Can a company sell my data?

Verdict: Not without a basis you almost never gave

“We may share data with partners” is where selling hides. Actual sale of identifiable data needs consent that names the buyers’ purposes — vague partner clauses don’t survive contact with a regulator.

There is no “sale” exception in the GDPR — transferring your data to a third party for money is just processing, needing a lawful basis. Why real sales almost always fail: consent must be specific and informed — “partners may send you offers” buried in clause 14 names no buyers, no purposes, and no free choice; legitimate interest collapses at the balancing test, because monetising your identity against strangers’ marketing interests is nobody’s reasonable expectation.

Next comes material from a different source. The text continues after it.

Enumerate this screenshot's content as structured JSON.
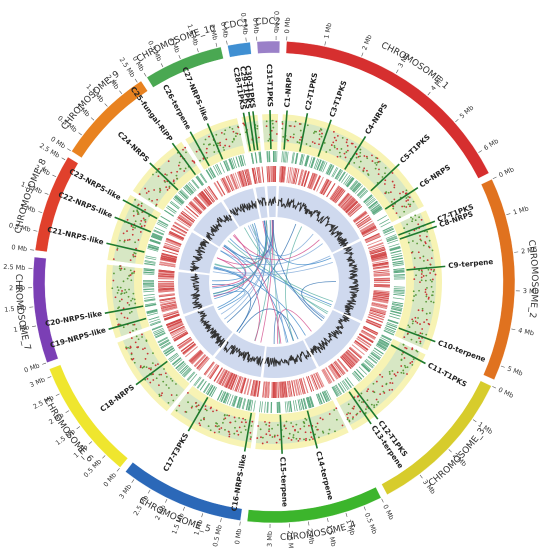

Courts and DPAs have hammered the classic vehicles: address-trading, list brokers, “data enrichment” resellers, apps selling location trails. What is NOT a sale (and confuses everyone): processors working under contract (your mail provider isn’t “sold” your data — see controller vs processor), legally-required disclosures, and ad-tech’s auction model — which monetises access to you rather than handing datasets over, and gets fought through the tracking rules instead. Your counterattack when you suspect a sale: the Art. 15 access request’s sharpest field — “name the recipients or categories of recipients of my data” — the CJEU (Österreichische Post, C-154/21) held you’re entitled to named recipients on request. Then: object, demand erasure downstream (Art. 17(2) makes the seller chase its buyers), and hand the DPA a case they enjoy. Data you volunteered to a broker for payment exists as a business — but that’s your deal to make, never their default.

Verified against the sources above on 18 July 2026. Information, not legal advice.